We never read: a postscript to the Emily White fracas
I’ve come to the conclusion, most likely long overdue and a massive generalization, that one can’t use the Internet to intelligently debate a topic. Especially when the subject of that topic is rabidly defended, whether right or wrong, by the subject’s supporters and one’s opponents. I now understand why Paul Krugman doesn’t respond to comments on his economics blog.
Case in point; my last post. I spent a week researching the topic and the ensuing debate around it, then another 12 hours pondering my response and a further 6 hours writing and editing said response. Within about 90 seconds of posting a link to my post on Twitter the first comment arrived. To say it was negative would be an understatement. That’s not what bothered me. What bothered me is that it would have taken far more than 90 seconds to read my post and the two others that I refer to. Online commenting is easy.
[An aside: the post I mention above was not gracefully presented and I am aware of it. Unfortunately the result was that the heart of the matter was overlooked by some, so the hailstorm of hate that I received in the comments that I had to delete was my own fault. The one's I left in only barely stick to the context and the topic.]

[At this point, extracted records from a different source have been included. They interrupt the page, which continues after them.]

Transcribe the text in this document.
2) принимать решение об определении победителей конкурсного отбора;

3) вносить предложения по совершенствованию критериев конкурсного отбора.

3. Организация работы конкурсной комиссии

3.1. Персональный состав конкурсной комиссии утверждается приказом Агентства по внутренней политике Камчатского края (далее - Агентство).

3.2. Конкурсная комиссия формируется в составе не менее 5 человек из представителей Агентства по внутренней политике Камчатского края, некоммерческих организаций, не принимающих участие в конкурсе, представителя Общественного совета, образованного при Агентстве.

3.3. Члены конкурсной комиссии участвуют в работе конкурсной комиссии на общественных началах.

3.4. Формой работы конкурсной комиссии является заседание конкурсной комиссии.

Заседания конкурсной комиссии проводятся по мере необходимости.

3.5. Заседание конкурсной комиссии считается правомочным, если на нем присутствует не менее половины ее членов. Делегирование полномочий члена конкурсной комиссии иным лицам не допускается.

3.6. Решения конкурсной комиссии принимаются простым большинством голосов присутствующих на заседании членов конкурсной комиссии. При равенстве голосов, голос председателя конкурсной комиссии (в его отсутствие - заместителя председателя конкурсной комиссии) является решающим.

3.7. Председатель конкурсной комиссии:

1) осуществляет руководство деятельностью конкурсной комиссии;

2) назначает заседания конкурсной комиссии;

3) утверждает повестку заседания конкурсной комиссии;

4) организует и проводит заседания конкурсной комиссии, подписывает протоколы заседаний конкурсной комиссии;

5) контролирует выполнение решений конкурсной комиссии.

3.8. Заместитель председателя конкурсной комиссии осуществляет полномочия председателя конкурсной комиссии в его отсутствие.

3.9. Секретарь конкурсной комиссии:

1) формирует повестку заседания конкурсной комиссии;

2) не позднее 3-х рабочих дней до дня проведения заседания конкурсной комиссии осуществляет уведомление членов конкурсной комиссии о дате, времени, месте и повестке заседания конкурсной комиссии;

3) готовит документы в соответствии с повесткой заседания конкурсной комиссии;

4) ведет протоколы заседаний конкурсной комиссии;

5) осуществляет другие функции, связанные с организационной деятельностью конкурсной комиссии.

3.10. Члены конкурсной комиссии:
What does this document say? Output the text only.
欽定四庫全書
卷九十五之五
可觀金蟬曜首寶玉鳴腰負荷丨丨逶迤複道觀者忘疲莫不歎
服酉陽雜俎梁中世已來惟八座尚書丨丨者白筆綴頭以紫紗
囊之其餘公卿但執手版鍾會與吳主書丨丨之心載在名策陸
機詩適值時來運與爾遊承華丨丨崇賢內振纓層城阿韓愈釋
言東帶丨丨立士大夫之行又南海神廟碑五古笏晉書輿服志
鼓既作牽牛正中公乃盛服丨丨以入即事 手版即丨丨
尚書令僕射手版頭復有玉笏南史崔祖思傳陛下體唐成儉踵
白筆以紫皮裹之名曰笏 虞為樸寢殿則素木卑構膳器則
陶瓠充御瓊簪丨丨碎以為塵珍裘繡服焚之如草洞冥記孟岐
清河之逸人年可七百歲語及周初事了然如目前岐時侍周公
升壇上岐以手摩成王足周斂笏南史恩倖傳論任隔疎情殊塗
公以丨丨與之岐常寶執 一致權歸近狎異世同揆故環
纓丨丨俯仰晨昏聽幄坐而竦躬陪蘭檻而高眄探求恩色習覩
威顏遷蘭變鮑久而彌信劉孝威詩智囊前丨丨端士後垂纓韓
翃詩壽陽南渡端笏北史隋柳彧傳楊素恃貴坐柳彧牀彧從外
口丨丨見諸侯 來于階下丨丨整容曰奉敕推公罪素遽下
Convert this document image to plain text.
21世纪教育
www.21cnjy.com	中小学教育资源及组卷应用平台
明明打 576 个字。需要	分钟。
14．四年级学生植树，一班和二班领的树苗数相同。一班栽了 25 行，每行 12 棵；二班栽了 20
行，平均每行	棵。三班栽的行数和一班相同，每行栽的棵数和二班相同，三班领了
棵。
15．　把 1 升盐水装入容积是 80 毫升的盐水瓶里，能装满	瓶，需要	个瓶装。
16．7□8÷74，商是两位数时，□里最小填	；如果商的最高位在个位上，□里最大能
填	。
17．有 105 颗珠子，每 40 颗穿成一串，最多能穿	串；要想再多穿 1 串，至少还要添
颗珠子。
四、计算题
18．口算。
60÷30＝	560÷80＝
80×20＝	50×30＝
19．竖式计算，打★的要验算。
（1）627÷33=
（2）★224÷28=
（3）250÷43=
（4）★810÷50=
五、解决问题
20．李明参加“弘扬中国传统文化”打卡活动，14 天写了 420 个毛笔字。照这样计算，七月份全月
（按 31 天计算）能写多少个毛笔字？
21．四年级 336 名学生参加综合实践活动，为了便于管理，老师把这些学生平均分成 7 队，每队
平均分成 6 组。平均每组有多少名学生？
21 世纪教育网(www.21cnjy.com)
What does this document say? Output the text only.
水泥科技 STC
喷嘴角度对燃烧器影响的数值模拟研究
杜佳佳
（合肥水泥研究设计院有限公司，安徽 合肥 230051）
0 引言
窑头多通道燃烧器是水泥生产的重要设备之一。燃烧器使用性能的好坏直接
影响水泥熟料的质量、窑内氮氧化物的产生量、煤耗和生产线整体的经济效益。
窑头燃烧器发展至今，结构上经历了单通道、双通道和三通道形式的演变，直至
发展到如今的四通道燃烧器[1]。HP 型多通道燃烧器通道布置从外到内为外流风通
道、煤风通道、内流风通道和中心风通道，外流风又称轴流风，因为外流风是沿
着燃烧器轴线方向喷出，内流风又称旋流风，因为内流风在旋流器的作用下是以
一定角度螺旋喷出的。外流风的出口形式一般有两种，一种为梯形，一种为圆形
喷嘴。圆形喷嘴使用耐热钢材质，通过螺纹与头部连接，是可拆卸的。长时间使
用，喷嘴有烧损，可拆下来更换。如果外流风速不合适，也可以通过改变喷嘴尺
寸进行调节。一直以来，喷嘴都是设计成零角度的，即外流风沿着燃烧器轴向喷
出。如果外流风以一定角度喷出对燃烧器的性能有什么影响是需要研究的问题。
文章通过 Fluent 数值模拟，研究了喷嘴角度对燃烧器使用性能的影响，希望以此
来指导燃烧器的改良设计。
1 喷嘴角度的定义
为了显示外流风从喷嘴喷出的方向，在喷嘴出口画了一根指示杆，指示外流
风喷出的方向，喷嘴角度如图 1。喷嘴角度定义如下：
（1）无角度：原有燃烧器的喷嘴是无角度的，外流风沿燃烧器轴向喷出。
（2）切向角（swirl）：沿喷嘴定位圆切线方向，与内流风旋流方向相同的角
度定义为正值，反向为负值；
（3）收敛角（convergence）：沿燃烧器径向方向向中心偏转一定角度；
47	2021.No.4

I know, I know, it looks like I’m whining but you can rest assured that I have no complaint here, so please don’t put words into my mouth in the comments area. I am under no illusion. We simply can no longer expect that anyone would give the time it takes to read three posts, digest everyone’s POV and then leave a smart comment or two behind. And commenters are even less likely to do so if two out of three of those posts doesn’t fit the prevailing worldview of what the former U.S. Vice President Spiro T. Agnew, called “the nattering nabobs of negativism.’
I mention Paul Krugman above. He’s a particular hero of mine who I follow assiduously because he simply states the facts as they stand when compared to actual economic theory. Just today he wrote a post that includes this:
The type of macroeconomics Portes and I do offends conservative notions of how things are supposed to work in a capitalist society, so they reject the theory no matter how well it performs, and throw their support behind other views and other people no matter how badly they get it wrong.
I’d like to paraphrase that and move it into the context of my post about musicians versus the Internet:
The position I have taken on the Internet’s ultimate value to musicians offends musician’s notions of how things are supposed to work in a capitalist society, so musicians and their supporters reject the theory no matter how well it performs, and throw their support behind other views and other people no matter how badly they get it wrong.
Musicians are in business when they decide to sell their music and associated products like T-shirts. The Internet upended any notion that there will continue to be “business as usual.” It didn’t stop there; it has disrupted culture and society, human behavior and politics, arts and education and more. Markets have changed or disappeared; new markets must be found or created.
The Internet is the musicians best friend.
And now we have Mobile. I wonder if I dare write about that vis-á-vis musicians and their position on human behavior.